In doing searches, expect to find some surprises, perhaps some unwelcome, such as illegitimacy or adoption. Often, relatives took in children of widowed or deceased relatives in unofficial adoptions.
“Many folks start out and think they know everything about their family in the 20th century, and they get some surprises,” Liles said. “People should be prepared for this and try not to judge their history but to incorporate it and do their entire family history and bring it forward. Sometimes I think it can be like a healing.”
Although 10 years ago Clark had to travel hundreds of miles to confirm family information, today it’s possible to find a significant amount online on free and fee-based websites.

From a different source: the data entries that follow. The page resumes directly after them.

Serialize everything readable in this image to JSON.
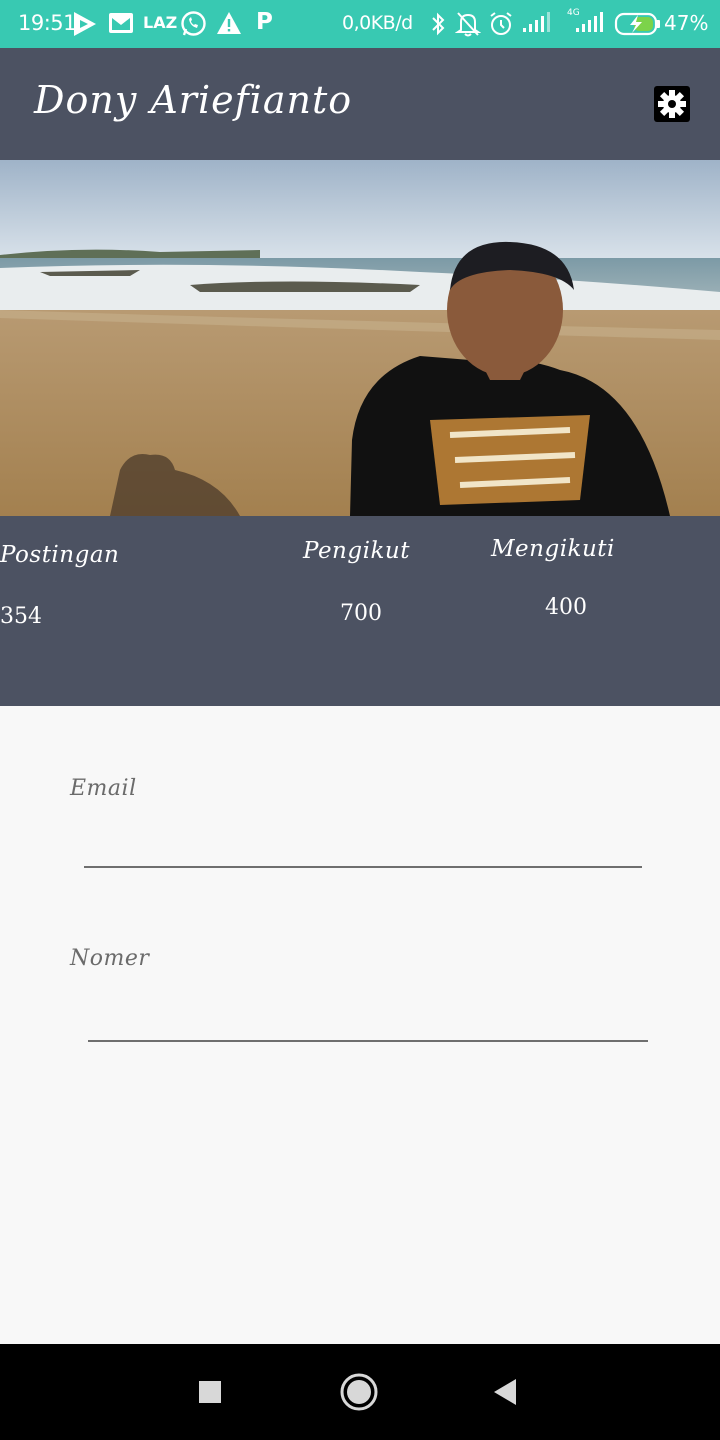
{
  "status_bar": {
    "time": "19:51",
    "net_speed": "0,0KB/d",
    "battery": "47%",
    "lte_label": "4G",
    "app_icons": [
      "play-icon",
      "mail-icon",
      "laz-icon",
      "whatsapp-icon",
      "warning-icon",
      "p-icon"
    ],
    "laz_label": "LAZ",
    "p_label": "P"
  },
  "app_bar": {
    "title": "Dony Ariefianto",
    "settings_icon": "gear-icon"
  },
  "stats": {
    "posts_label": "Postingan",
    "posts_value": "354",
    "followers_label": "Pengikut",
    "followers_value": "700",
    "following_label": "Mengikuti",
    "following_value": "400"
  },
  "form": {
    "email_label": "Email",
    "email_value": "",
    "phone_label": "Nomer",
    "phone_value": ""
  },
  "colors": {
    "status_bar": "#38c9b2",
    "app_bar": "#4c5262",
    "background": "#f8f8f8"
  }
}
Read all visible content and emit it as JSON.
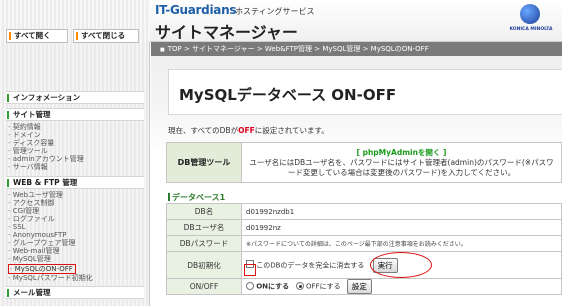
{
  "header": {
    "brand": "IT-Guardians",
    "brand_sub": "ホスティングサービス",
    "title": "サイトマネージャー",
    "maker": "KONICA MINOLTA"
  },
  "breadcrumb": "TOP > サイトマネージャー > Web&FTP管理 > MySQL管理 > MySQLのON-OFF",
  "sidebar": {
    "open_all": "すべて開く",
    "close_all": "すべて閉じる",
    "sections": {
      "info": "インフォメーション",
      "site": "サイト管理",
      "webftp": "WEB & FTP 管理",
      "mail": "メール管理"
    },
    "site_items": [
      "契約情報",
      "ドメイン",
      "ディスク容量",
      "管理ツール",
      "adminアカウント管理",
      "サーバ情報"
    ],
    "webftp_items": [
      "Webユーザ管理",
      "アクセス制御",
      "CGI管理",
      "ログファイル",
      "SSL",
      "AnonymousFTP",
      "グループウェア管理",
      "Web-mail管理",
      "MySQL管理",
      "MySQLのON-OFF",
      "MySQLパスワード初期化"
    ]
  },
  "main": {
    "title": "MySQLデータベース ON-OFF",
    "status_prefix": "現在、すべてのDBが",
    "status_off": "OFF",
    "status_suffix": "に設定されています。",
    "tool": {
      "label": "DB管理ツール",
      "link": "[ phpMyAdminを開く ]",
      "desc": "ユーザ名にはDBユーザ名を、パスワードにはサイト管理者(admin)のパスワード(※パスワード変更している場合は変更後のパスワード)を入力してください。"
    },
    "db": {
      "heading": "データベース1",
      "rows": {
        "name_label": "DB名",
        "name_value": "d01992nzdb1",
        "user_label": "DBユーザ名",
        "user_value": "d01992nz",
        "pass_label": "DBパスワード",
        "pass_note": "※パスワードについての詳細は、このページ最下部の注意事項をお読みください。",
        "init_label": "DB初期化",
        "init_text": "このDBのデータを完全に消去する",
        "init_button": "実行",
        "onoff_label": "ON/OFF",
        "on_text": "ONにする",
        "off_text": "OFFにする",
        "set_button": "設定"
      }
    }
  },
  "colors": {
    "accent_green": "#2c7b2c",
    "alert_red": "#e0001a",
    "brand_blue": "#1e5fa8",
    "annotation": "#e01010"
  }
}
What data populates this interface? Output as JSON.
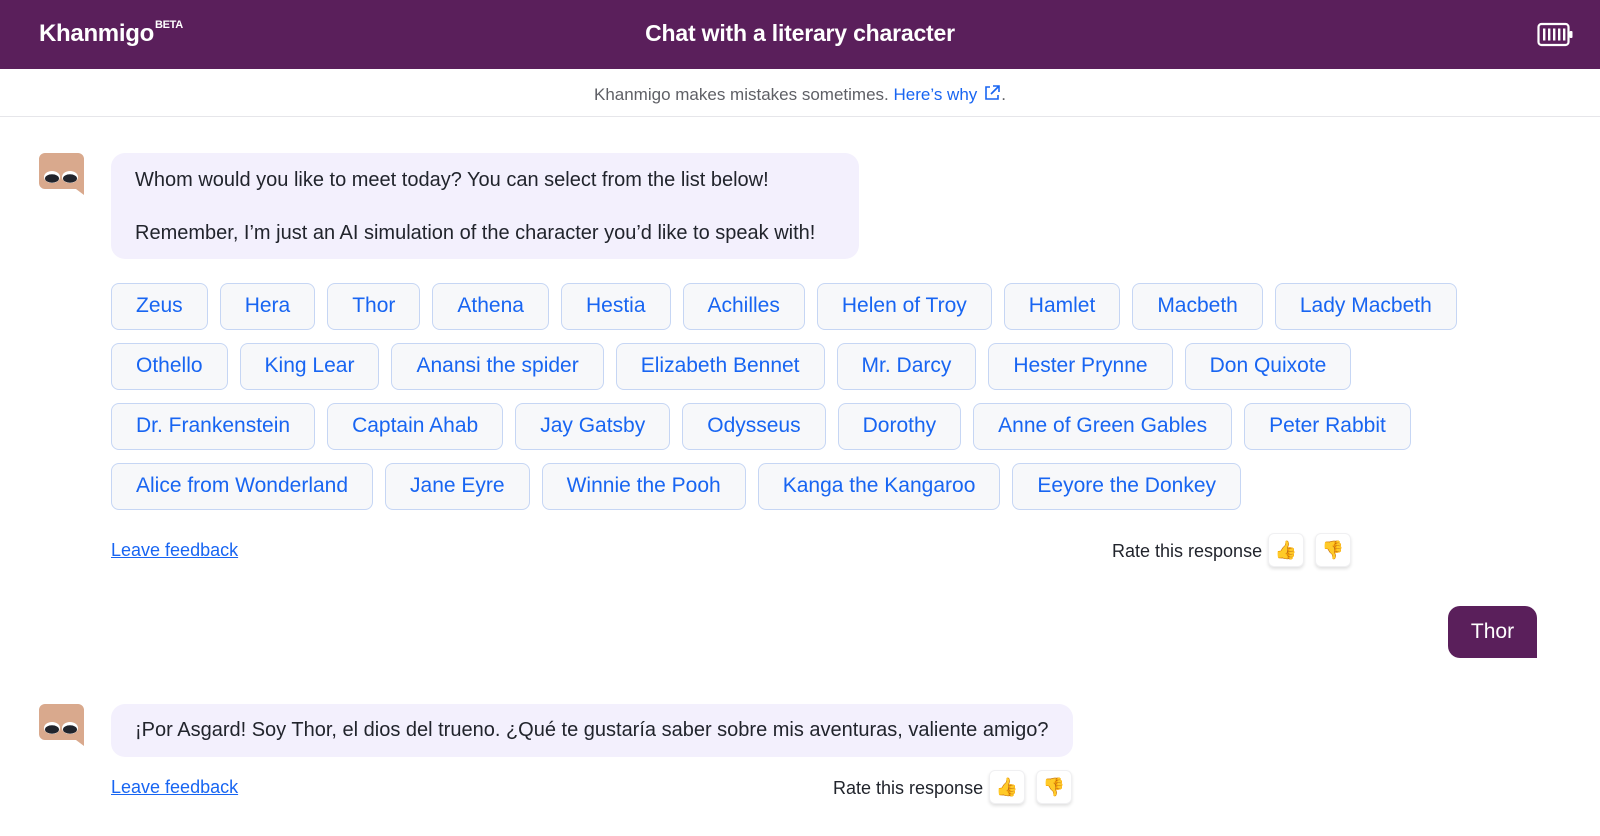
{
  "header": {
    "brand": "Khanmigo",
    "brand_badge": "BETA",
    "title": "Chat with a literary character",
    "menu_icon": "battery-menu-icon"
  },
  "disclaimer": {
    "text": "Khanmigo makes mistakes sometimes.",
    "link": "Here’s why",
    "suffix": ".",
    "link_icon": "external-link-icon"
  },
  "messages": {
    "intro": {
      "line1": "Whom would you like to meet today? You can select from the list below!",
      "line2": "Remember, I’m just an AI simulation of the character you’d like to speak with!"
    },
    "characters": [
      [
        "Zeus",
        "Hera",
        "Thor",
        "Athena",
        "Hestia",
        "Achilles",
        "Helen of Troy",
        "Hamlet",
        "Macbeth",
        "Lady Macbeth"
      ],
      [
        "Othello",
        "King Lear",
        "Anansi the spider",
        "Elizabeth Bennet",
        "Mr. Darcy",
        "Hester Prynne",
        "Don Quixote"
      ],
      [
        "Dr. Frankenstein",
        "Captain Ahab",
        "Jay Gatsby",
        "Odysseus",
        "Dorothy",
        "Anne of Green Gables",
        "Peter Rabbit"
      ],
      [
        "Alice from Wonderland",
        "Jane Eyre",
        "Winnie the Pooh",
        "Kanga the Kangaroo",
        "Eeyore the Donkey"
      ]
    ],
    "feedback_link": "Leave feedback",
    "rate_label": "Rate this response",
    "thumbs_up": "👍",
    "thumbs_down": "👎",
    "user_reply": "Thor",
    "thor_reply": "¡Por Asgard! Soy Thor, el dios del trueno. ¿Qué te gustaría saber sobre mis aventuras, valiente amigo?"
  },
  "colors": {
    "header_bg": "#5a1f5b",
    "link_blue": "#1865f2",
    "bot_bubble": "#f3f0fd",
    "user_bubble": "#5a1f5b"
  }
}
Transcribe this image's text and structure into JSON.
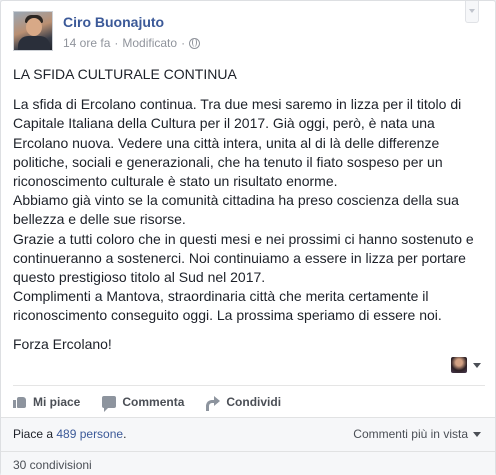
{
  "post": {
    "author": "Ciro Buonajuto",
    "time": "14 ore fa",
    "separator": "·",
    "edited": "Modificato",
    "audience_icon": "globe-icon",
    "title": "LA SFIDA CULTURALE CONTINUA",
    "paragraph1": "La sfida di Ercolano continua. Tra due mesi saremo in lizza per il titolo di Capitale Italiana della Cultura per il 2017. Già oggi, però, è nata una Ercolano nuova. Vedere una città intera, unita al di là delle differenze politiche, sociali e generazionali, che ha tenuto il fiato sospeso per un riconoscimento culturale è stato un risultato enorme.",
    "paragraph2": "Abbiamo già vinto se la comunità cittadina ha preso coscienza della sua bellezza e delle sue risorse.",
    "paragraph3": "Grazie a tutti coloro che in questi mesi e nei prossimi ci hanno sostenuto e continueranno a sostenerci. Noi continuiamo a essere in lizza per portare questo prestigioso titolo al Sud nel 2017.",
    "paragraph4": "Complimenti a Mantova, straordinaria città che merita certamente il riconoscimento conseguito oggi. La prossima speriamo di essere noi.",
    "closing": "Forza Ercolano!"
  },
  "actions": {
    "like": "Mi piace",
    "comment": "Commenta",
    "share": "Condividi"
  },
  "stats": {
    "likes_prefix": "Piace a ",
    "likes_count": "489 persone",
    "likes_suffix": ".",
    "comments_view": "Commenti più in vista",
    "shares": "30 condivisioni"
  },
  "colors": {
    "link": "#3b5998",
    "meta": "#90949c"
  }
}
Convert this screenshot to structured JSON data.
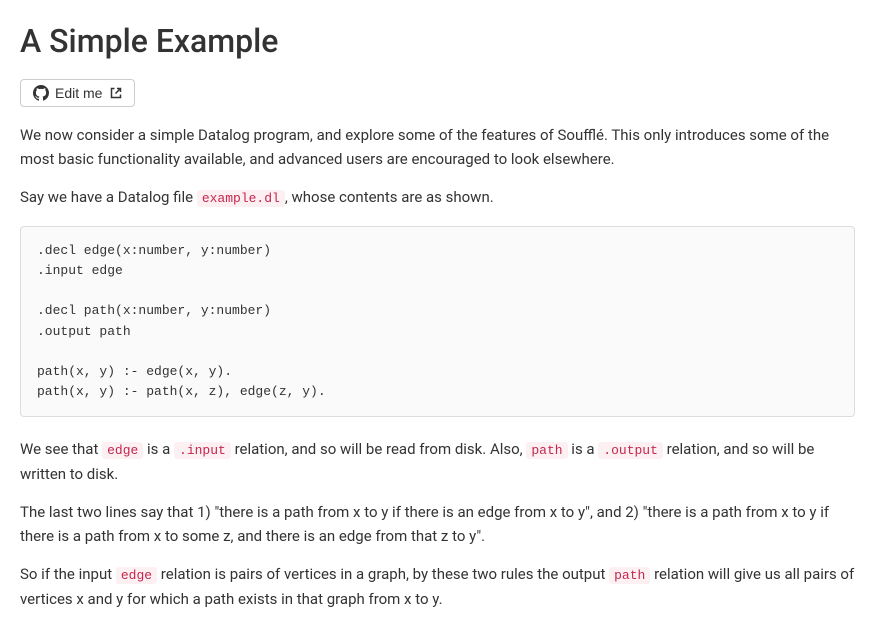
{
  "title": "A Simple Example",
  "edit_button": "Edit me",
  "paragraphs": {
    "intro": "We now consider a simple Datalog program, and explore some of the features of Soufflé. This only introduces some of the most basic functionality available, and advanced users are encouraged to look elsewhere.",
    "say_prefix": "Say we have a Datalog file ",
    "say_suffix": ", whose contents are as shown.",
    "example_file": "example.dl",
    "code_block": ".decl edge(x:number, y:number)\n.input edge\n\n.decl path(x:number, y:number)\n.output path\n\npath(x, y) :- edge(x, y).\npath(x, y) :- path(x, z), edge(z, y).",
    "we_see_1": "We see that ",
    "edge": "edge",
    "we_see_2": " is a ",
    "input": ".input",
    "we_see_3": " relation, and so will be read from disk. Also, ",
    "path": "path",
    "we_see_4": " is a ",
    "output": ".output",
    "we_see_5": " relation, and so will be written to disk.",
    "last_two": "The last two lines say that 1) \"there is a path from x to y if there is an edge from x to y\", and 2) \"there is a path from x to y if there is a path from x to some z, and there is an edge from that z to y\".",
    "so_if_1": "So if the input ",
    "so_if_2": " relation is pairs of vertices in a graph, by these two rules the output ",
    "so_if_3": " relation will give us all pairs of vertices x and y for which a path exists in that graph from x to y."
  }
}
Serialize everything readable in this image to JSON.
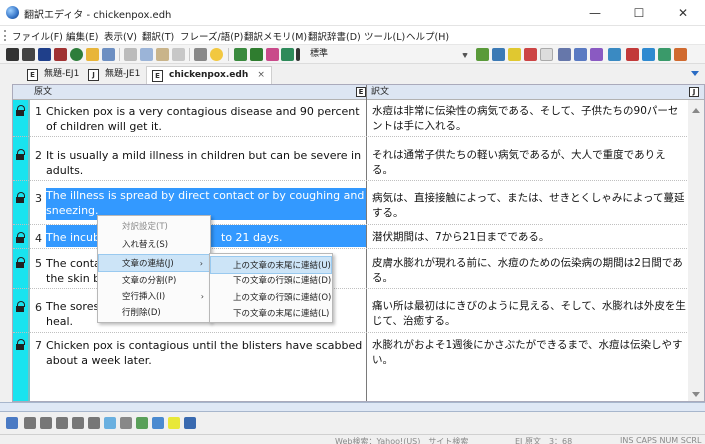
{
  "window": {
    "title": "翻訳エディタ - chickenpox.edh",
    "minimize": "—",
    "maximize": "☐",
    "close": "✕"
  },
  "menu": [
    "ファイル(F)",
    "編集(E)",
    "表示(V)",
    "翻訳(T)",
    "フレーズ/語(P)",
    "翻訳メモリ(M)",
    "翻訳辞書(D)",
    "ツール(L)",
    "ヘルプ(H)"
  ],
  "toolbar": {
    "combo_value": "標準"
  },
  "tabs": [
    {
      "label": "無題-EJ1",
      "icon": "E"
    },
    {
      "label": "無題-JE1",
      "icon": "J"
    },
    {
      "label": "chickenpox.edh",
      "icon": "E",
      "close": "×"
    }
  ],
  "headers": {
    "source": "原文",
    "target": "訳文",
    "source_icon": "E",
    "target_icon": "J"
  },
  "rows": [
    {
      "num": "1",
      "source": "Chicken pox is a very contagious disease and 90 percent of children will get it.",
      "target": "水痘は非常に伝染性の病気である、そして、子供たちの90パーセントは手に入れる。"
    },
    {
      "num": "2",
      "source": "It is usually a mild illness in children but can be severe in adults.",
      "target": "それは通常子供たちの軽い病気であるが、大人で重度でありえる。"
    },
    {
      "num": "3",
      "source": "The illness is spread by direct contact or by coughing and sneezing.",
      "target": "病気は、直接接触によって、または、せきとくしゃみによって蔓延する。"
    },
    {
      "num": "4",
      "source": "The incubation period is from 7 to 21 days.",
      "target": "潜伏期間は、7から21日までである。"
    },
    {
      "num": "5",
      "source": "The contagious period is two days before the rash appears on the skin bl...",
      "target": "皮膚水膨れが現れる前に、水痘のための伝染病の期間は2日間である。"
    },
    {
      "num": "6",
      "source": "The sores ... heal.",
      "target": "痛い所は最初はにきびのように見える、そして、水膨れは外皮を生じて、治癒する。"
    },
    {
      "num": "7",
      "source": "Chicken pox is contagious until the blisters have scabbed about a week later.",
      "target": "水膨れがおよそ1週後にかさぶたができるまで、水痘は伝染しやすい。"
    }
  ],
  "row_display": {
    "r4_visible": "The incuba",
    "r4_tail": "to 21 days.",
    "r5_line1": "The contac",
    "r5_line2": "the skin bl",
    "r6_line1": "The sores",
    "r6_line2": "heal."
  },
  "context_menu": {
    "items": [
      {
        "label": "対訳設定(T)",
        "disabled": true
      },
      {
        "label": "入れ替え(S)"
      },
      {
        "label": "文章の連結(J)",
        "submenu": true
      },
      {
        "label": "文章の分割(P)"
      },
      {
        "label": "空行挿入(I)",
        "submenu": true
      },
      {
        "label": "行削除(D)"
      }
    ],
    "submenu": [
      "上の文章の末尾に連結(U)",
      "下の文章の行頭に連結(D)",
      "上の文章の行頭に連結(O)",
      "下の文章の末尾に連結(L)"
    ],
    "arrow": "›"
  },
  "statusbar": {
    "left": "Web検索：Yahoo!(US)　サイト検索",
    "mid": "EJ 原文　3：68",
    "right": "INS CAPS NUM SCRL"
  },
  "colors": {
    "selection": "#3399ff",
    "cyan_gutter": "#19e3ef",
    "header_bg": "#dde6f3"
  }
}
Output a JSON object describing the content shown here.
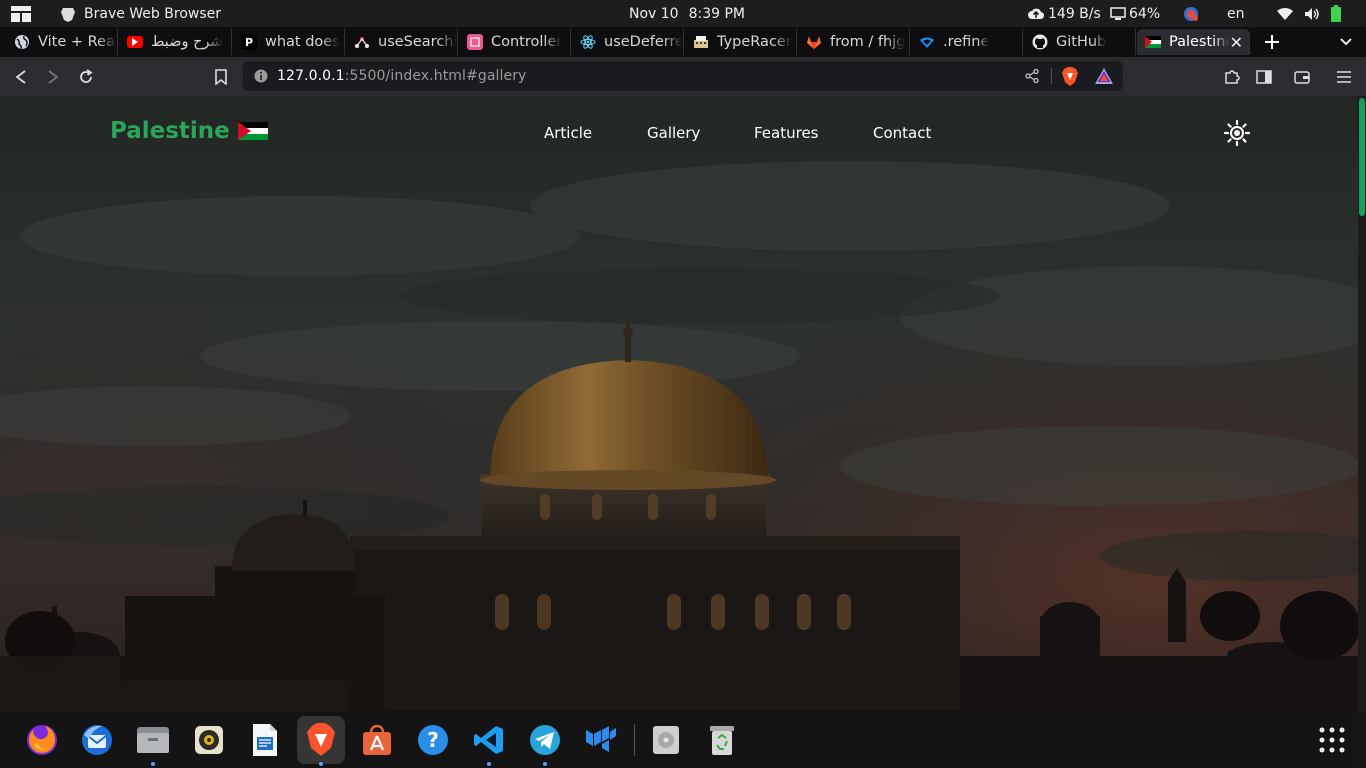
{
  "topbar": {
    "app_name": "Brave Web Browser",
    "date": "Nov 10",
    "time": "8:39 PM",
    "net_speed": "149 B/s",
    "battery": "64%",
    "language": "en"
  },
  "tabs": [
    {
      "title": "Vite + React",
      "icon": "globe-icon"
    },
    {
      "title": "شرح وضبط",
      "icon": "youtube-icon"
    },
    {
      "title": "what does",
      "icon": "p-icon"
    },
    {
      "title": "useSearchP",
      "icon": "remix-icon"
    },
    {
      "title": "Controller",
      "icon": "form-icon"
    },
    {
      "title": "useDeferre",
      "icon": "react-icon"
    },
    {
      "title": "TypeRacer",
      "icon": "typeracer-icon"
    },
    {
      "title": "from / fhjg",
      "icon": "gitlab-icon"
    },
    {
      "title": ".refine",
      "icon": "refine-icon"
    },
    {
      "title": "GitHub",
      "icon": "github-icon"
    },
    {
      "title": "Palestine",
      "icon": "palestine-flag-icon",
      "active": true
    }
  ],
  "toolbar": {
    "url_host": "127.0.0.1",
    "url_path": ":5500/index.html#gallery"
  },
  "site": {
    "logo": "Palestine",
    "nav": [
      "Article",
      "Gallery",
      "Features",
      "Contact"
    ]
  },
  "colors": {
    "brand": "#2aa55a",
    "scroll_thumb": "#16a05c",
    "topbar_bg": "#1d1d1d",
    "toolbar_bg": "#2b2c30"
  },
  "dock": {
    "apps": [
      "firefox-icon",
      "thunderbird-icon",
      "files-icon",
      "rhythmbox-icon",
      "libreoffice-writer-icon",
      "brave-icon",
      "app-center-icon",
      "help-icon",
      "vscode-icon",
      "telegram-icon",
      "mui-icon",
      "disk-icon",
      "trash-icon"
    ]
  }
}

Millions of records have been digitized by state libraries, historical societies and organizations such as FamilySearch International, the nonprofit organization sponsored by the Mormon Church, and by Ancestry.com, which offers a paid membership service.
Census records, records of births, deaths and marriages are the obvious places to begin looking, but there are collections of probate records, christenings, pensions, military records, land records and more online as well.
“In the past five years, more has been out there than ever before,” Clark said.
FamilySearch’s free website, www.family
search.org, has more than 2.5 billion records online, said spokesman Paul Nauta.
“We are producing about 160 million new images a year, from microfilm conversion and new digital acquisitions,” Nauta said. “What that means to patrons is that we are publishing 30 to 50 million new records a month.”
Those records are from all over the world. The organization’s paid staff is supplemented by an army of about 100,000 volunteers who help. Some are provided with digital or traditional microfilm cameras, then fan out to capture images of records. Others transcribe documents and index them.
“We are generating more digital images of historic records than our core of volunteers can index in a year,” Nauta said. They could easily use another 200,000 volunteers, he said.
Clark said she does volunteer transcribing and indexing of historical records for Ancestry.com and FamilySearch.org.
“That’s how all that information gets out there,” Clark said. “We just sit there and type all of this information in, or scan it in, or whatever, so that the most information we can get out there, we do.”
Clark, Liles and numerous other experts and organizations help with genealogical searches. There are local and state genealogy groups, archivists at libraries, and historical societies that can help. The Library of Virginia and the Richmond Public Library occasionally offer free genealogy programs.
Software, ranging from basic programs to those that will create a book from the information, can help organize it.
Inevitably, family researchers will hit a wall and not be able to trace any further. In the South, many county records, for instance, were burned, lost or pilfered.
“Southern genealogy is very difficult because of the lack of records, and we have to piece together so much evidence … to make the lineage work,” Liles said.
“The stories of the families … are so poignant and wonderful, it’s worth the work. And you are reading real history, history that you did not learn in school.”